A stored procedure in SQL Server is defined with:
  CREATE PROCEDURE [dbo].[ProcName] (params...) AS
  INSERT INTO ...
And then they do this:
 SqlCommand cmd = new SqlCommand("ProcName",connection);
 cmd.CommandType = System.Data.CommandType.StoredProcedure;
 ... // set parameters
 rows = cmd.ExecuteNonQuery();

We use BASIC to OPEN and WRITE files as our "stored procedures".  And we
can call to BASIC subroutines using the same ADO.NET syntax that's used to
call a stored procedure in an RDBMS.  That is, the mvCommand class
implements the same IDBCommand interface as the SqlCommand class.  So we
can do this:
 mvCommand cmd = new mvCommand("ProgName",connection);
 cmd.CommandType = System.Data.CommandType.StoredProcedure;
 ... // set parameters
 rows = cmd.ExecuteNonQuery();

Look familiar?  That can be coded so that a single test doesn't even know
whether the data is coming from MV or relational - it's the exact same
code.

 
> If you don't use the Basic programs for the business rules in a .Net
> application one loses a lot of the advantages of U2 and creates many
> of the issues in client server architecture.

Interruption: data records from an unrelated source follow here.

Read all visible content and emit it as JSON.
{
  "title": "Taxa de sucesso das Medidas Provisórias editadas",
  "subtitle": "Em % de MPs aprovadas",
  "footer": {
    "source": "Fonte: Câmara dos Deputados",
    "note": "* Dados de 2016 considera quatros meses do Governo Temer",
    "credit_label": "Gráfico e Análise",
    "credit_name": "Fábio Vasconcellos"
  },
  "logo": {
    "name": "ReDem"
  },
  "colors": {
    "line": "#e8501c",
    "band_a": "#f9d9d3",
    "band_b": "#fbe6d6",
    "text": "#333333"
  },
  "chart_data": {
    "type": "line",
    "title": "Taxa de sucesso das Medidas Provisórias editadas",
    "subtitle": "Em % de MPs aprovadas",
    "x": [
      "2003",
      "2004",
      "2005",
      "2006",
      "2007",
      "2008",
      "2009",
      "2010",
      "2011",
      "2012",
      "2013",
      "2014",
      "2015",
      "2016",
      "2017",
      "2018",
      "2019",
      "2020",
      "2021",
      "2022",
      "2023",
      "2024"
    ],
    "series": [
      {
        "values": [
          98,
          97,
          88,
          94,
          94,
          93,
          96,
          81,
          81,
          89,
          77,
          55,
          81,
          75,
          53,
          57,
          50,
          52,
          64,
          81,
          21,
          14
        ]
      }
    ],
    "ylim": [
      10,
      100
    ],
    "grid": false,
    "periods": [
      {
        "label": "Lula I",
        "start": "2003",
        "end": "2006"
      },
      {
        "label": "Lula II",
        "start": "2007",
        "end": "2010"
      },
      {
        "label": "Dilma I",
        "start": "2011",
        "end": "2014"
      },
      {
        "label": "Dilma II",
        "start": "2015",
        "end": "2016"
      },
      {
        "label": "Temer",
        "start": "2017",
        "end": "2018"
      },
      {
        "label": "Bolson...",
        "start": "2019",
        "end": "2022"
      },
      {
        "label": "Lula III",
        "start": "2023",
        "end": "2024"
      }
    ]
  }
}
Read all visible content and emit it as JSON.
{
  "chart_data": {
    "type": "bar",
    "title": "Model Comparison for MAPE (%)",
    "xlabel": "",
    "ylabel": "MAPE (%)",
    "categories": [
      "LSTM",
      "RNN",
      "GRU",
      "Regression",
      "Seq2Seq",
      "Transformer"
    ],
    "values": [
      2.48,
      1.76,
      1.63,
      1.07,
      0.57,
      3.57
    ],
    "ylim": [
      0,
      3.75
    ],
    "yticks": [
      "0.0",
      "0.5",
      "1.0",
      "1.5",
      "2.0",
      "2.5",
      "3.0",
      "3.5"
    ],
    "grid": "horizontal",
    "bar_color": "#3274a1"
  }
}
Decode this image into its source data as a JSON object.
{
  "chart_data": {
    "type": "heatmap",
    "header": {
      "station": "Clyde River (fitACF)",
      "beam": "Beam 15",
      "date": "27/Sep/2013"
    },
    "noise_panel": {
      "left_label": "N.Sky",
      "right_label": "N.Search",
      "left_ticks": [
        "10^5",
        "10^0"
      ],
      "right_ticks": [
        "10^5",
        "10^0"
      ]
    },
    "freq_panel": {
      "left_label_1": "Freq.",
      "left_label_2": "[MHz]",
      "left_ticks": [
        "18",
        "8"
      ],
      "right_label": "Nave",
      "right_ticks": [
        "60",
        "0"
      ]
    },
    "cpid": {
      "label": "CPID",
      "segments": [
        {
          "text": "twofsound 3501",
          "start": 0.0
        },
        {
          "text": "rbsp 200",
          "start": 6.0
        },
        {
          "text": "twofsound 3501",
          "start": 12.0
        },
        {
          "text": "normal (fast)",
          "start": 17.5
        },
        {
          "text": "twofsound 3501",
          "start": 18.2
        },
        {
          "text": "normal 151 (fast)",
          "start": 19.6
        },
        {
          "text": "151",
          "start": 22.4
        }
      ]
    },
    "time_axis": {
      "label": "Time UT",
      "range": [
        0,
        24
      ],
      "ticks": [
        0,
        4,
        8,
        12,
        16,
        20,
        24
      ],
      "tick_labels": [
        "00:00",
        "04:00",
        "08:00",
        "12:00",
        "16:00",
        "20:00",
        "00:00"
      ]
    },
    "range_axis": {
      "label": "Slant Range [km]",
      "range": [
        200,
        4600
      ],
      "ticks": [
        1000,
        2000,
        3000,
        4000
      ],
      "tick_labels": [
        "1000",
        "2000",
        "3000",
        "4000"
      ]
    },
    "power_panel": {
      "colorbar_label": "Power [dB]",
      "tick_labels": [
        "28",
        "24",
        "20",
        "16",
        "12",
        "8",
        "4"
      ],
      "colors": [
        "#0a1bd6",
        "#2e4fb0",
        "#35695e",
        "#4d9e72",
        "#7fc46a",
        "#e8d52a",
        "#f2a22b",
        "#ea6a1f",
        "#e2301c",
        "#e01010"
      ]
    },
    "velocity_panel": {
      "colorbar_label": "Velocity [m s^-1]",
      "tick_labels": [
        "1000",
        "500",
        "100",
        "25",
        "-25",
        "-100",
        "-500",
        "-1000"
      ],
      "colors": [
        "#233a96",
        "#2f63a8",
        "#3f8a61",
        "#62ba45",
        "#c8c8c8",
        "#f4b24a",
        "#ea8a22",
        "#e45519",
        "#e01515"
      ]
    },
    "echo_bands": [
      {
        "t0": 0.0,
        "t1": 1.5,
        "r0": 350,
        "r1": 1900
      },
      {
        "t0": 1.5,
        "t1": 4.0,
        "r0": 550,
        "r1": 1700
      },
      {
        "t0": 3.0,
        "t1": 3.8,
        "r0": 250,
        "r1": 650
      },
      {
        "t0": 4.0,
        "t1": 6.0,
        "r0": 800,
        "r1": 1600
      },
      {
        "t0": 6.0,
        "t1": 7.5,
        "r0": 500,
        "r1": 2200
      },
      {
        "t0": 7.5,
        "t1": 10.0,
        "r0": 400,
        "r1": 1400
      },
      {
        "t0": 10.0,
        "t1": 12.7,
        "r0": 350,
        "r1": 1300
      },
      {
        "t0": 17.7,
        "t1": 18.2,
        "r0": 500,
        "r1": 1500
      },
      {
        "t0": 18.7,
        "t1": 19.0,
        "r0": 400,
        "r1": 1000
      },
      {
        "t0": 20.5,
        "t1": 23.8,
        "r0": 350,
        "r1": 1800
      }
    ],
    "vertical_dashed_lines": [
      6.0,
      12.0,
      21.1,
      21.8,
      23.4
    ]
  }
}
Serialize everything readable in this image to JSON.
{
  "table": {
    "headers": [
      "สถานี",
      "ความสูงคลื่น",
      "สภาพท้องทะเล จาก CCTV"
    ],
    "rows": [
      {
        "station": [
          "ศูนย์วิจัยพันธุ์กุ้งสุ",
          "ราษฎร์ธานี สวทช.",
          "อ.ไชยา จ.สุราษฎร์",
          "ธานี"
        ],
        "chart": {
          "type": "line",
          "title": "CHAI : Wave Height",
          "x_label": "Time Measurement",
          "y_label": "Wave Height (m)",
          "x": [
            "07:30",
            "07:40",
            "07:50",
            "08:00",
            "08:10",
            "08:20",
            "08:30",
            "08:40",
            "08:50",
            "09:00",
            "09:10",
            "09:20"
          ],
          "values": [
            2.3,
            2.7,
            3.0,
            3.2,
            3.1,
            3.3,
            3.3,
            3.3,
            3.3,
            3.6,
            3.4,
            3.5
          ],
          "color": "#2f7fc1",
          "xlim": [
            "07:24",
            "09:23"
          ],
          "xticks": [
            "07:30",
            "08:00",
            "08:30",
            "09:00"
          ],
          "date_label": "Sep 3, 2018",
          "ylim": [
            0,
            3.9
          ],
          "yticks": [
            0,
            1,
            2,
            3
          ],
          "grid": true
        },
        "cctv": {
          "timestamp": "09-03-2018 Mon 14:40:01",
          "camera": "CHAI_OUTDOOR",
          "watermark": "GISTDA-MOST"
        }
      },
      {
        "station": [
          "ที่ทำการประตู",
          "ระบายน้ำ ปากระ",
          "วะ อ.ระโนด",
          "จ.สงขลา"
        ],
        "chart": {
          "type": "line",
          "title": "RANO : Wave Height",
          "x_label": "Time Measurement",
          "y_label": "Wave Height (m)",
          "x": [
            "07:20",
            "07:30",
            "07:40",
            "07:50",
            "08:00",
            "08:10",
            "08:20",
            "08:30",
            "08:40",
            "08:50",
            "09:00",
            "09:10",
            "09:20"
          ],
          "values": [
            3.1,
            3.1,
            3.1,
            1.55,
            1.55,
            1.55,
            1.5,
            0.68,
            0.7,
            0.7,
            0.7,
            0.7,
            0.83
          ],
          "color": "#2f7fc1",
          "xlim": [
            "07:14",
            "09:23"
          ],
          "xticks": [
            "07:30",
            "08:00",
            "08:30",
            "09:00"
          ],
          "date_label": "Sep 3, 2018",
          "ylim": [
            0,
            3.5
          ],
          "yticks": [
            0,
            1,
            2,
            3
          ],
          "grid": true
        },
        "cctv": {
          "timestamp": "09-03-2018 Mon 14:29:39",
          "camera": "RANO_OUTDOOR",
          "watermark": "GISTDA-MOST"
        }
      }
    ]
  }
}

I didn't want to imply that code intended to benchmark a server would be
done on a remote client, and I fully agree that server-side benching should
be done with BASIC on the server.  What I'm suggesting is that of the many
tests that would need to be run in a "real world" benchmark, like a query
from Crystal Reports or other similar product, we should run through a
common interface to get an apples/apples comparison.